B J Kotwall

(Investigator 21, 1991 November)

The Jehovah's Witnesses have been told unequivocally by the Watchtower Society (WTS) that:

"the evidence points to the 1914 generation as the generation spoken of by Jesus. Thus, ‘this generation will by no means pass away until all these things (including the apocalypse) occur.’" (The Watchtower WT 1986 February p. 5)

Awake! magazine (1968 October 8 p. 13) defines the generation even more specifically by saying:

"Jesus was obviously speaking about those who were old enough to witness with understanding what took place when the 'last days' began… Even if we presume that youngsters 15 years of age would be perceptive enough to realize the import of what happened in 1914, it would still make the youngest of ‘this generation’ nearly 70 years old today."


"Thus, when it comes to the application in our time, the 'generation' logically would not apply to babies born during World War 1. It applies to Christ’s followers and others who were able to observe that war…" (WT 1978 October 1 p. 31)

Someone 15 years old in 1914 would be 91 years old this year.

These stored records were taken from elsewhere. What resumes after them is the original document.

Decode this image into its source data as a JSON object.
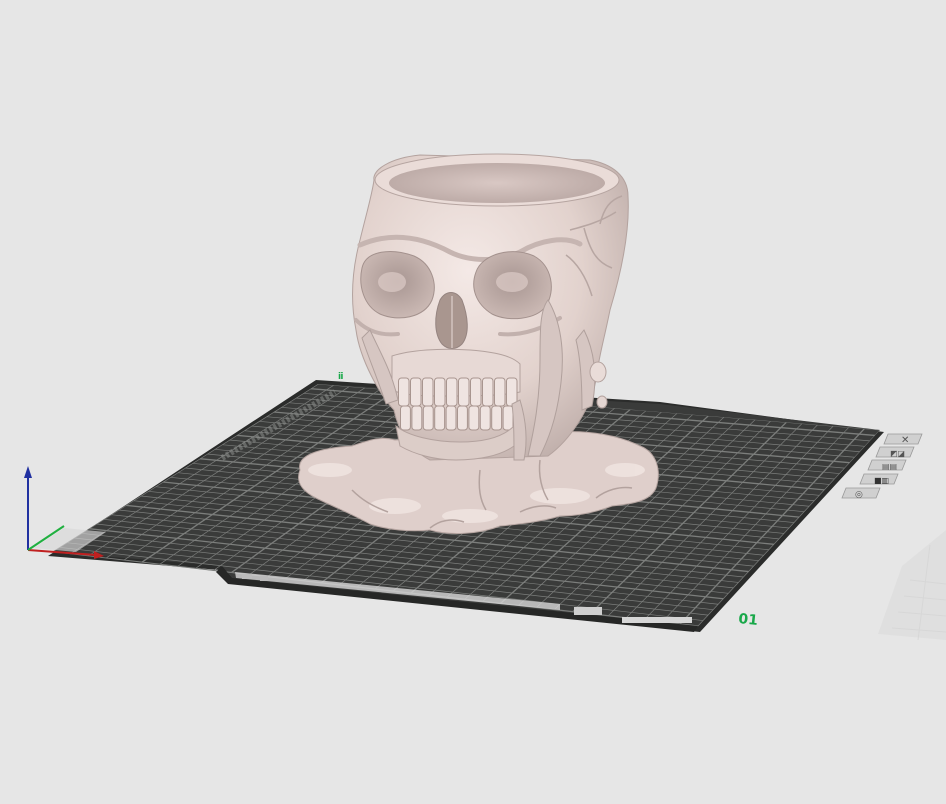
{
  "viewport": {
    "background": "#e6e6e6"
  },
  "build_plate": {
    "plate_number": "01",
    "plate_color": "#3a3b3a",
    "grid_color": "#7c7e7c",
    "edge_color": "#2a2a2a"
  },
  "model": {
    "name": "skull-planter",
    "color": "#e5d6d2"
  },
  "axes": {
    "x_color": "#c02020",
    "y_color": "#20b040",
    "z_color": "#2030a0"
  },
  "plate_controls": {
    "icons": [
      "close-icon",
      "orient-icon",
      "arrange-icon",
      "lock-icon",
      "settings-icon"
    ]
  }
}
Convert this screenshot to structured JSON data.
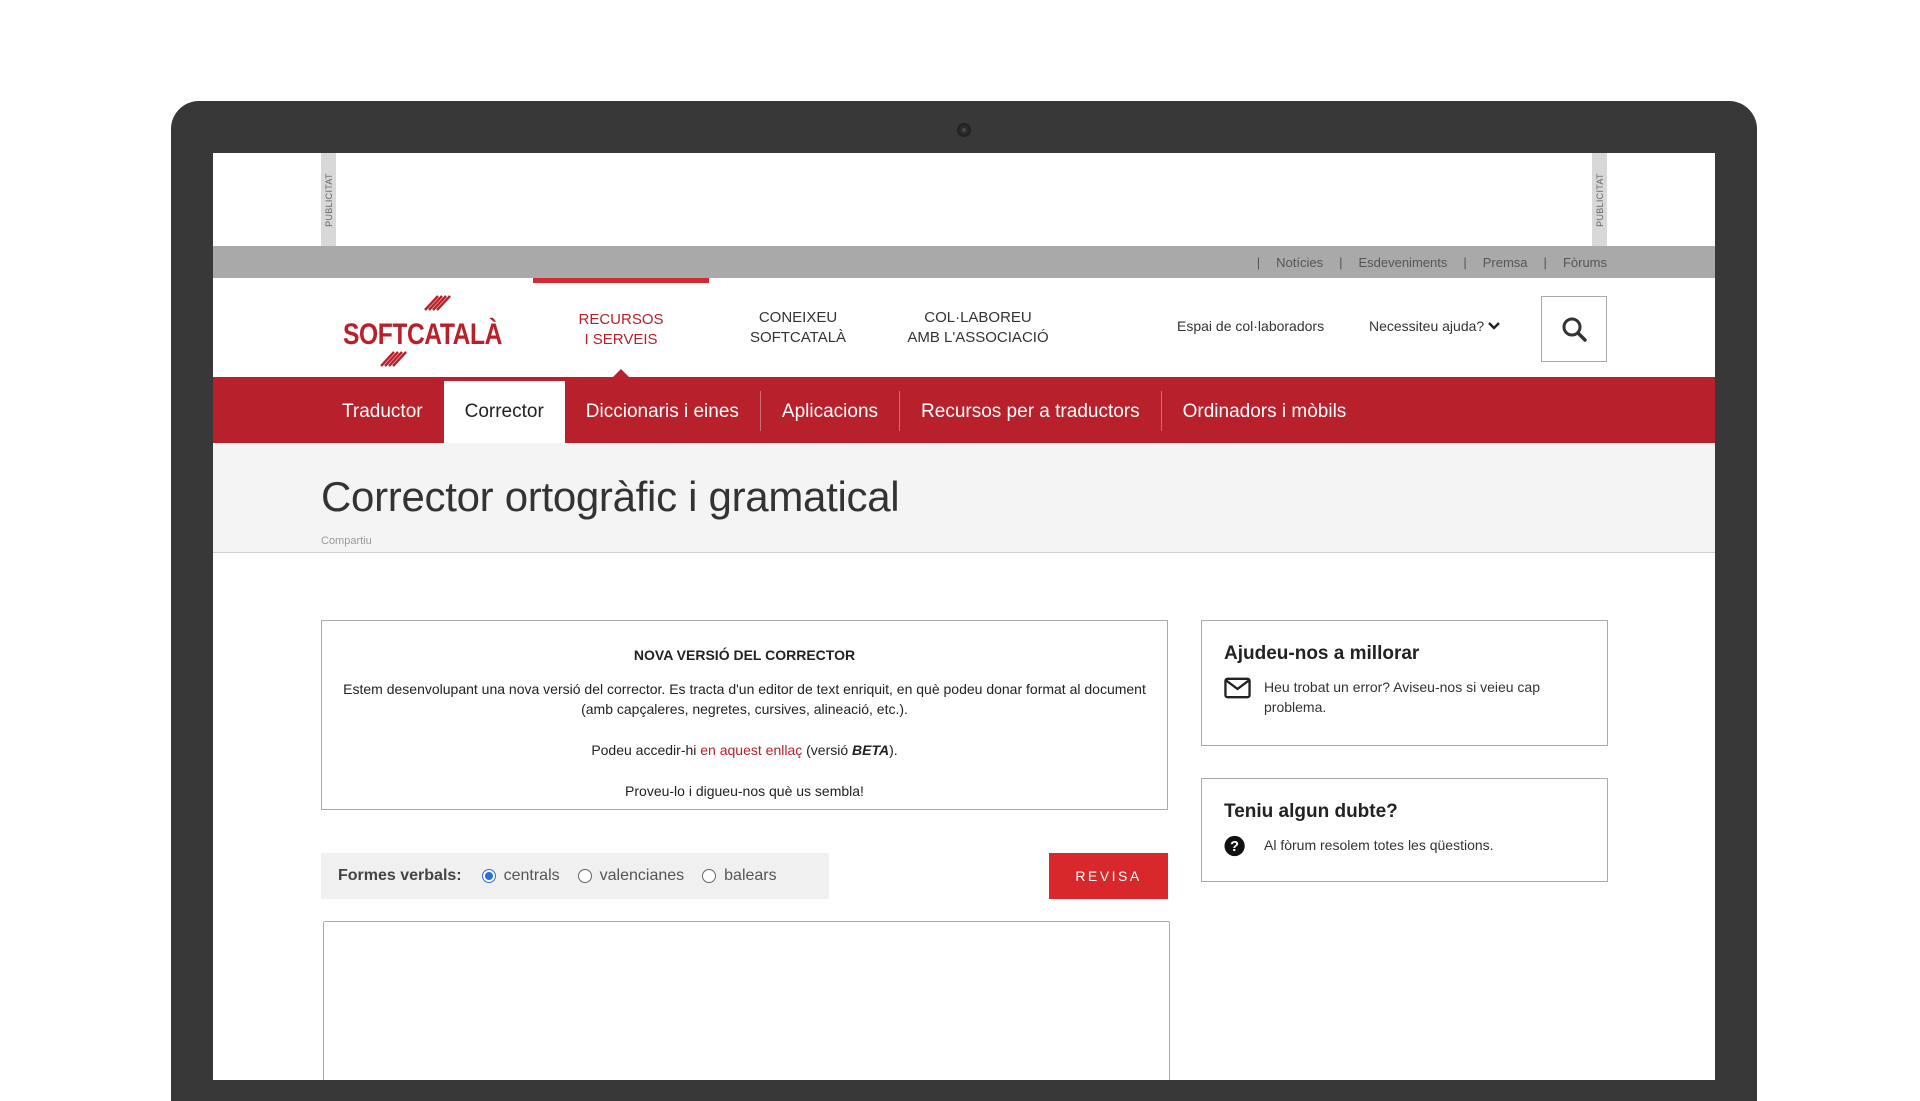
{
  "ads": {
    "label": "PUBLICITAT"
  },
  "topbar": {
    "links": [
      "Notícies",
      "Esdeveniments",
      "Premsa",
      "Fòrums"
    ]
  },
  "header": {
    "logo_text": "SOFTCATALÀ",
    "nav": [
      {
        "line1": "RECURSOS",
        "line2": "I SERVEIS"
      },
      {
        "line1": "CONEIXEU",
        "line2": "SOFTCATALÀ"
      },
      {
        "line1": "COL·LABOREU",
        "line2": "AMB L'ASSOCIACIÓ"
      }
    ],
    "collaborators_link": "Espai de col·laboradors",
    "help_link": "Necessiteu ajuda?"
  },
  "subnav": {
    "items": [
      "Traductor",
      "Corrector",
      "Diccionaris i eines",
      "Aplicacions",
      "Recursos per a traductors",
      "Ordinadors i mòbils"
    ]
  },
  "page": {
    "title": "Corrector ortogràfic i gramatical",
    "share": "Compartiu"
  },
  "notice": {
    "title": "NOVA VERSIÓ DEL CORRECTOR",
    "body": "Estem desenvolupant una nova versió del corrector. Es tracta d'un editor de text enriquit, en què podeu donar format al document (amb capçaleres, negretes, cursives, alineació, etc.).",
    "access_prefix": "Podeu accedir-hi ",
    "access_link": "en aquest enllaç",
    "access_mid": " (versió ",
    "access_beta": "BETA",
    "access_suffix": ").",
    "closing": "Proveu-lo i digueu-nos què us sembla!"
  },
  "forms": {
    "label": "Formes verbals:",
    "options": [
      "centrals",
      "valencianes",
      "balears"
    ],
    "selected": "centrals"
  },
  "revisa_button": "REVISA",
  "sidebar": {
    "improve": {
      "title": "Ajudeu-nos a millorar",
      "text": "Heu trobat un error? Aviseu-nos si veieu cap problema."
    },
    "doubt": {
      "title": "Teniu algun dubte?",
      "text": "Al fòrum resolem totes les qüestions."
    }
  }
}
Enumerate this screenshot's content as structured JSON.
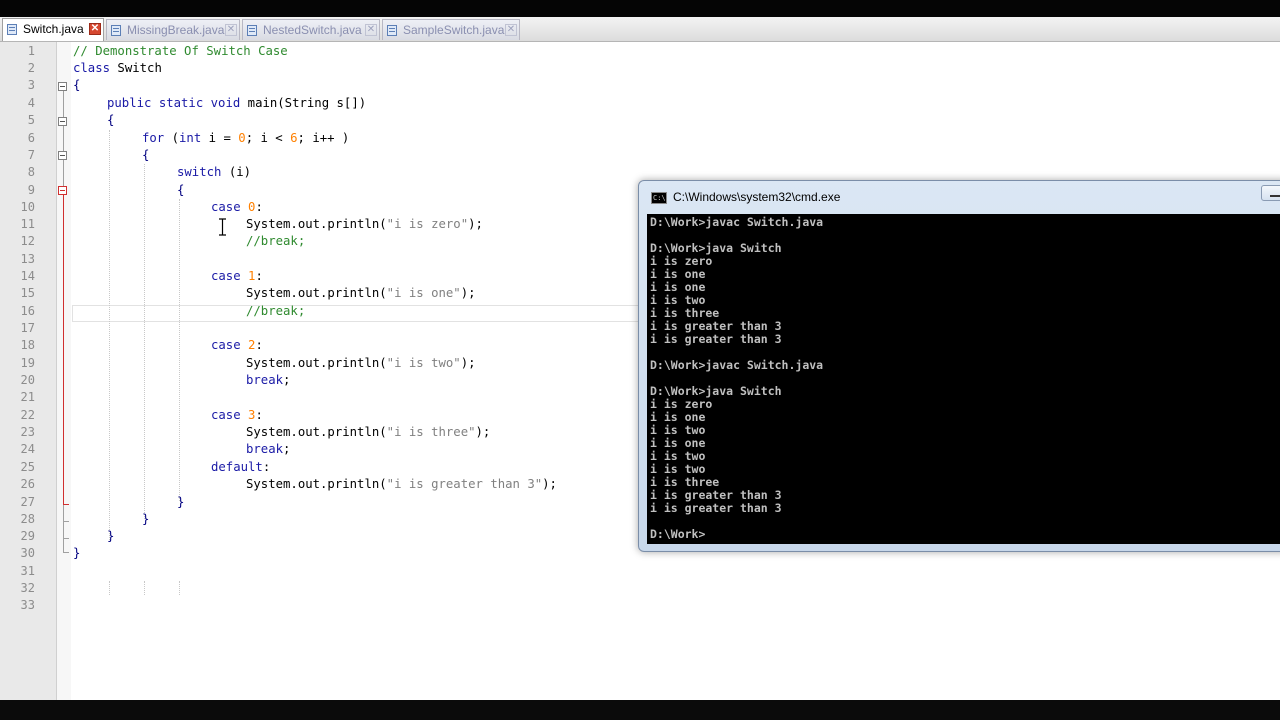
{
  "tabs": [
    {
      "label": "Switch.java",
      "active": true
    },
    {
      "label": "MissingBreak.java",
      "active": false
    },
    {
      "label": "NestedSwitch.java",
      "active": false
    },
    {
      "label": "SampleSwitch.java",
      "active": false
    }
  ],
  "editor": {
    "line_numbers": [
      "1",
      "2",
      "3",
      "4",
      "5",
      "6",
      "7",
      "8",
      "9",
      "10",
      "11",
      "12",
      "13",
      "14",
      "15",
      "16",
      "17",
      "18",
      "19",
      "20",
      "21",
      "22",
      "23",
      "24",
      "25",
      "26",
      "27",
      "28",
      "29",
      "30",
      "31",
      "32",
      "33"
    ],
    "lines": {
      "l1": "// Demonstrate Of Switch Case",
      "l2a": "class",
      "l2b": " Switch",
      "l3": "{",
      "l4a": "public static void",
      "l4b": " main(String s[])",
      "l5": "{",
      "l6a": "for",
      "l6b": " (",
      "l6c": "int",
      "l6d": " i = ",
      "l6e": "0",
      "l6f": "; i < ",
      "l6g": "6",
      "l6h": "; i++ )",
      "l7": "{",
      "l8a": "switch",
      "l8b": " (i)",
      "l9": "{",
      "l10a": "case",
      "l10b": " 0",
      "l10c": ":",
      "l11a": "System.out.println(",
      "l11b": "\"i is zero\"",
      "l11c": ");",
      "l12": "//break;",
      "l14a": "case",
      "l14b": " 1",
      "l14c": ":",
      "l15a": "System.out.println(",
      "l15b": "\"i is one\"",
      "l15c": ");",
      "l16": "//break;",
      "l18a": "case",
      "l18b": " 2",
      "l18c": ":",
      "l19a": "System.out.println(",
      "l19b": "\"i is two\"",
      "l19c": ");",
      "l20a": "break",
      "l20b": ";",
      "l22a": "case",
      "l22b": " 3",
      "l22c": ":",
      "l23a": "System.out.println(",
      "l23b": "\"i is three\"",
      "l23c": ");",
      "l24a": "break",
      "l24b": ";",
      "l25a": "default",
      "l25b": ":",
      "l26a": "System.out.println(",
      "l26b": "\"i is greater than 3\"",
      "l26c": ");",
      "l27": "}",
      "l28": "}",
      "l29": "}",
      "l30": "}"
    }
  },
  "cmd": {
    "title": "C:\\Windows\\system32\\cmd.exe",
    "icon": "C:\\",
    "output": [
      "D:\\Work>javac Switch.java",
      "",
      "D:\\Work>java Switch",
      "i is zero",
      "i is one",
      "i is one",
      "i is two",
      "i is three",
      "i is greater than 3",
      "i is greater than 3",
      "",
      "D:\\Work>javac Switch.java",
      "",
      "D:\\Work>java Switch",
      "i is zero",
      "i is one",
      "i is two",
      "i is one",
      "i is two",
      "i is two",
      "i is three",
      "i is greater than 3",
      "i is greater than 3",
      "",
      "D:\\Work>"
    ]
  },
  "colors": {
    "keyword": "#1a1aa6",
    "comment": "#2f8a2f",
    "number": "#ff8000",
    "string": "#808080"
  }
}
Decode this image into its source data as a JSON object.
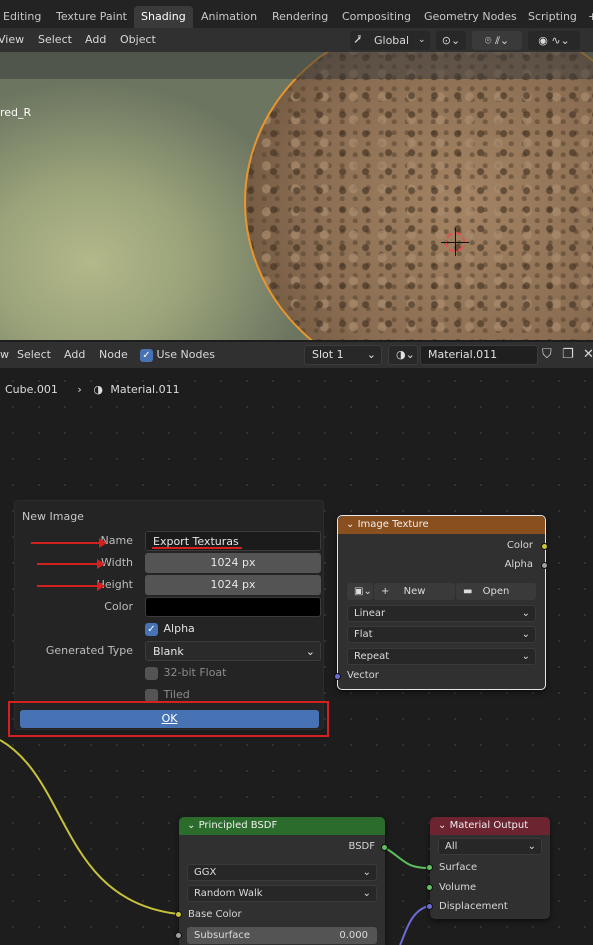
{
  "workspace_tabs": [
    "Editing",
    "Texture Paint",
    "Shading",
    "Animation",
    "Rendering",
    "Compositing",
    "Geometry Nodes",
    "Scripting"
  ],
  "active_tab": "Shading",
  "viewport_menu": {
    "view": "View",
    "select": "Select",
    "add": "Add",
    "object": "Object"
  },
  "transform_orientation": "Global",
  "viewport_overlay_text": "red_R",
  "node_menu": {
    "select": "Select",
    "add": "Add",
    "node": "Node",
    "use_nodes": "Use Nodes"
  },
  "slot": "Slot 1",
  "material_name": "Material.011",
  "breadcrumb": {
    "object": "Cube.001",
    "material": "Material.011"
  },
  "new_image": {
    "title": "New Image",
    "name_label": "Name",
    "name_value": "Export Texturas",
    "width_label": "Width",
    "width_value": "1024 px",
    "height_label": "Height",
    "height_value": "1024 px",
    "color_label": "Color",
    "color_value": "#000000",
    "alpha_label": "Alpha",
    "alpha_checked": true,
    "generated_type_label": "Generated Type",
    "generated_type_value": "Blank",
    "float_label": "32-bit Float",
    "float_checked": false,
    "tiled_label": "Tiled",
    "tiled_checked": false,
    "ok_label": "OK"
  },
  "image_texture": {
    "title": "Image Texture",
    "out_color": "Color",
    "out_alpha": "Alpha",
    "new_label": "New",
    "open_label": "Open",
    "interpolation": "Linear",
    "projection": "Flat",
    "extension": "Repeat",
    "in_vector": "Vector"
  },
  "principled": {
    "title": "Principled BSDF",
    "out_bsdf": "BSDF",
    "distribution": "GGX",
    "subsurface_method": "Random Walk",
    "in_base_color": "Base Color",
    "subsurface_label": "Subsurface",
    "subsurface_value": "0.000"
  },
  "material_output": {
    "title": "Material Output",
    "target": "All",
    "in_surface": "Surface",
    "in_volume": "Volume",
    "in_displacement": "Displacement"
  },
  "colors": {
    "accent": "#4772b3",
    "highlight": "#d32020",
    "texture_node_header": "#8a4f1f",
    "shader_node_header": "#2b6b2b",
    "output_node_header": "#6b2430",
    "selection_outline": "#e8962e"
  }
}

The "generation that will not pass away" was almost gone by the mid-1980s. The prophecy was about to fail like many previous ones. But rather than admit the failure the WTS began to indicate instead that the generation would include:

"those born around the time". (WT 1984 May 15 p. 5)

These babies previously specifically excluded were now to be included! By including the babies the WTS gained a further 15 years.

But soon "this generation" even though extended by 15 years will have elapsed!

So what does the WTS do now? The following incredible statement appeared in the WT:

"We have ample reason to expect that the preaching will be completed in our time. Does this mean before the turn of a new month, a new year, a new decade, a new century? No human knows, for Jesus said that 'even the angels of the heavens' did not know that." (1989 October 1 p. 31)

The above remarkable statement, that no one can say that the end would come within a given century, now rescinds their long-held teaching that the world, as we know it, will not survive this century. It’s quite shocking that the WTS could suggest this. Of course the above statement in the WT is true in a Scriptural way, but it cannot be true when the WTS anchors its prophecies to the generation of 1914.

In the WT of 1989 (January 1 p. 12) the claim was made that the missionary work of Paul laid the: "foundation for a work that would be completed in our 20th century."

However, in the bound volume of the 1989 WT this sentence is altered to read: "He was also laying a foundation for a work that would be completed in our day."

Why would the WTS publish the above remarkable statement in the WT of January 1 1989 and then alter the corresponding sentence in the bound volume?

The answer is plain. The chronological cornerstone (1914) of the Watchtower theology is crumbling along with the doctrines that rest on it. It is apparent that the WTS is laying the groundwork for dealing with the failure of the 1914 generation to see the end of the world.

Jehovah's Witnesses should think about this and look out in their publications for "new light" to emerge!

  [True to Mr Kotwall's prediction the JW Governing Body introduced "new light" in 1995 by redefining the meaning of the word "generation".  Ed.]